What technical measures are used to prevent recorded voice samples from being used for authentication on voice recognition/id systems?

A client wanted to simplify user logins and mentioned the ATO as an example. I am concerned about how easy it could be to bypass voice authentication.

  • The ATO system was raised as an example by a client wanting to "simplify" customer logins. My background is network security, including authentication systems, but I have no experience with voice-authentication. It seems to me that it may have some weaknesses as I assume it needs to allow for organic variations in human voice quality, phone line quality, background noise etc. It seems to need a broader tolerance of what is acceptable for authentication (less secure) - my initial thoughts, anyway. I am grateful for input from those with more expertise in the area.
    – David
    Jan 29, 2018 at 1:36
  • @David a little more context and a little more focus to the question would have been nice. I added the details in your comment to your question.
    – schroeder
    Jan 29, 2018 at 12:19
  • IMO , it is even helpless even against synthesis voice. As @shroeder mentioned, you need to define the context. Because future research can dump everything including the kitchen sink to authenticate the voice is not from a machine (maybe the machine ask you pick up a song and make sure you sing the bad bad note to make sure you are you? )
    – mootmoot
    Jan 29, 2018 at 12:41

1 Answer 1


Nothing, except loss of fidelity due to the recording and playing back, provided the system is amenable to a replay attack.

But if you do acquisition and playing back at a higher fidelity than the voice recognition system was built for, the latter won't have a clue.

It might be possible to analyze echoes and harmonics: a human phonatory system does not produce sounds from a single point in space, while a loudspeaker does. This would require several sensitive microphones placed in different positions, to be able to calculate time-of-flight for different phonemes.


Another possibility is if the attacker has only access to a fixed recording and we can also do voice recognition.

I think I saw this in some 007 film, with the guy approaching a voice-activated door and fiddling with his watch, from which the 'Nice party.

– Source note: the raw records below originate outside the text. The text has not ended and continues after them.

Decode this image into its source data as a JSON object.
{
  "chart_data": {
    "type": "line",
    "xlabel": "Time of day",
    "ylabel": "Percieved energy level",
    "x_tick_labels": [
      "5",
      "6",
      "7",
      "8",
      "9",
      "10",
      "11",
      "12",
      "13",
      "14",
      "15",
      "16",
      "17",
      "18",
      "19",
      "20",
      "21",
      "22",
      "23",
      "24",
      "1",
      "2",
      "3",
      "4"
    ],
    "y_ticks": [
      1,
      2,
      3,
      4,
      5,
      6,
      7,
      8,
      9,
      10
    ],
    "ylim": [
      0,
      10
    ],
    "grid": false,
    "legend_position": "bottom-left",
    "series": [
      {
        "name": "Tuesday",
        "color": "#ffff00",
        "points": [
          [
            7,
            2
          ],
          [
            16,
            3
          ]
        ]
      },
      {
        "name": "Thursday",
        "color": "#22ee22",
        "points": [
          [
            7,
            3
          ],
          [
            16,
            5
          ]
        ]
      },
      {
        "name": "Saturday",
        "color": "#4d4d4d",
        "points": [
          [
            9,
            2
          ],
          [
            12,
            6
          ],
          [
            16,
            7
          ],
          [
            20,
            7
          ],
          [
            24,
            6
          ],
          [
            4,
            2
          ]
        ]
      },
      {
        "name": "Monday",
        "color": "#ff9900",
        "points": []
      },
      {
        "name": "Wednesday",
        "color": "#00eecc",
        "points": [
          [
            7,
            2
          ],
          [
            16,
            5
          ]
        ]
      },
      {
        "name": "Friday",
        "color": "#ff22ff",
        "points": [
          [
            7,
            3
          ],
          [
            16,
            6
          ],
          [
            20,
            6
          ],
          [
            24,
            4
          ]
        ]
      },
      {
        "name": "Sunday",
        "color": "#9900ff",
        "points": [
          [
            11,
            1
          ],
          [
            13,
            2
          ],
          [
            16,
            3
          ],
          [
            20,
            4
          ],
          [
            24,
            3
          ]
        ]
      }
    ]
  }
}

I recommend you the shrimp salad...' captured the evening before in the villain's voice issues forth, unlocking the door.

But what if the door had asked, 'Repeat after me: horse battery staple correct'? The shrimp salad wouldn't have cut it.


  • the voice is enrolled
  • the user is asked to pronounce a certain sequence, different every time
  • the sequence and the voiceprint must match.

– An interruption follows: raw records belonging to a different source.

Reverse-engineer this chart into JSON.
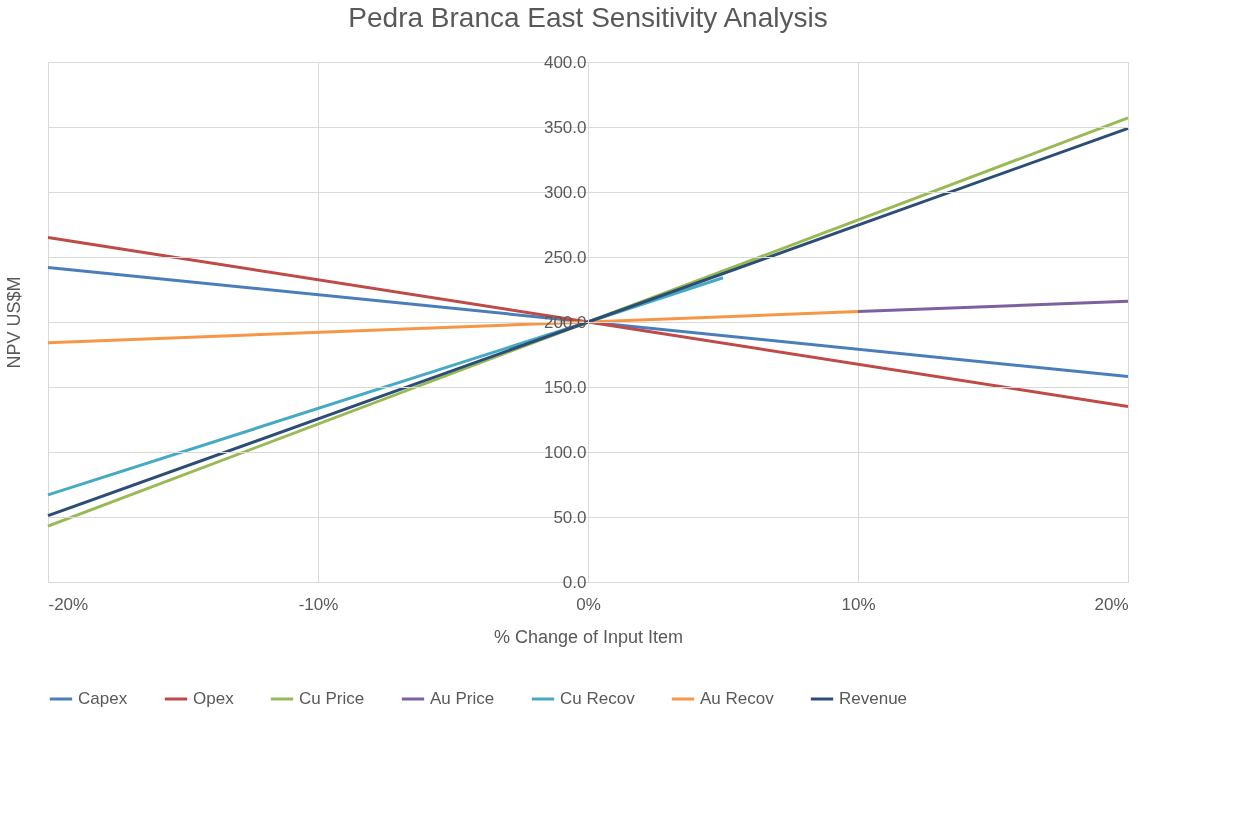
{
  "chart_data": {
    "type": "line",
    "title": "Pedra Branca East Sensitivity Analysis",
    "xlabel": "% Change of Input Item",
    "ylabel": "NPV US$M",
    "series": [
      {
        "name": "Capex",
        "color": "#4a7ebb",
        "x": [
          -20,
          0,
          20
        ],
        "values": [
          242,
          200,
          158
        ]
      },
      {
        "name": "Opex",
        "color": "#be4b48",
        "x": [
          -20,
          0,
          20
        ],
        "values": [
          265,
          200,
          135
        ]
      },
      {
        "name": "Cu Price",
        "color": "#98b954",
        "x": [
          -20,
          0,
          20
        ],
        "values": [
          43,
          200,
          357
        ]
      },
      {
        "name": "Au Price",
        "color": "#7d60a0",
        "x": [
          10,
          20
        ],
        "values": [
          208,
          216
        ]
      },
      {
        "name": "Cu Recov",
        "color": "#46aac5",
        "x": [
          -20,
          0,
          5
        ],
        "values": [
          67,
          200,
          234
        ]
      },
      {
        "name": "Au Recov",
        "color": "#f79646",
        "x": [
          -20,
          0,
          10
        ],
        "values": [
          184,
          200,
          208
        ]
      },
      {
        "name": "Revenue",
        "color": "#2c4d75",
        "x": [
          -20,
          0,
          20
        ],
        "values": [
          51,
          200,
          349
        ]
      }
    ],
    "xlim": [
      -20,
      20
    ],
    "xticks": [
      {
        "value": -20,
        "label": "-20%"
      },
      {
        "value": -10,
        "label": "-10%"
      },
      {
        "value": 0,
        "label": "0%"
      },
      {
        "value": 10,
        "label": "10%"
      },
      {
        "value": 20,
        "label": "20%"
      }
    ],
    "ylim": [
      0,
      400
    ],
    "yticks": [
      {
        "value": 0,
        "label": "0.0"
      },
      {
        "value": 50,
        "label": "50.0"
      },
      {
        "value": 100,
        "label": "100.0"
      },
      {
        "value": 150,
        "label": "150.0"
      },
      {
        "value": 200,
        "label": "200.0"
      },
      {
        "value": 250,
        "label": "250.0"
      },
      {
        "value": 300,
        "label": "300.0"
      },
      {
        "value": 350,
        "label": "350.0"
      },
      {
        "value": 400,
        "label": "400.0"
      }
    ],
    "grid": true,
    "legend": "bottom",
    "marker": "none",
    "line_style": "solid"
  }
}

This reduces the chances of a replay attack because even if someone recorded my voice saying '577892', they wouldn't be able to pronounce in my voice '297779'. Or would they? With a large enough sample and voice synthesis technology similar to Loquendo TTS, it is possible to have a computer say anything in my voice. With only a few words or digits, the attacker doesn't even need that much technology.

The need to avoid both false negatives and false positives, added to the background noise, requires threading a very difficult needle: you could reject exactly identical phonemes as being recordings, but background noise (either real or faked) would make this very hard - two playbacks of the same sound would be acquired as different, while the same person's voice will naturally generate almost identical phonemes.

Over a telephone, any attempt to distinguish between "real" and "artificial" phonation will fail, because the phonation will always be artificially flattened by the sender's microphone.

I am in no way an expert in artificial voice fakery, but I'm quite confident that a very reasonable budget to acquire voice samples, recording equipment and a voicesynth framework will allow you to bypass any such voice-authentication over the phone. Against an unprepared opponent armed with just a tape-recorder, voiceprint plus challenge/handshake will probably always win.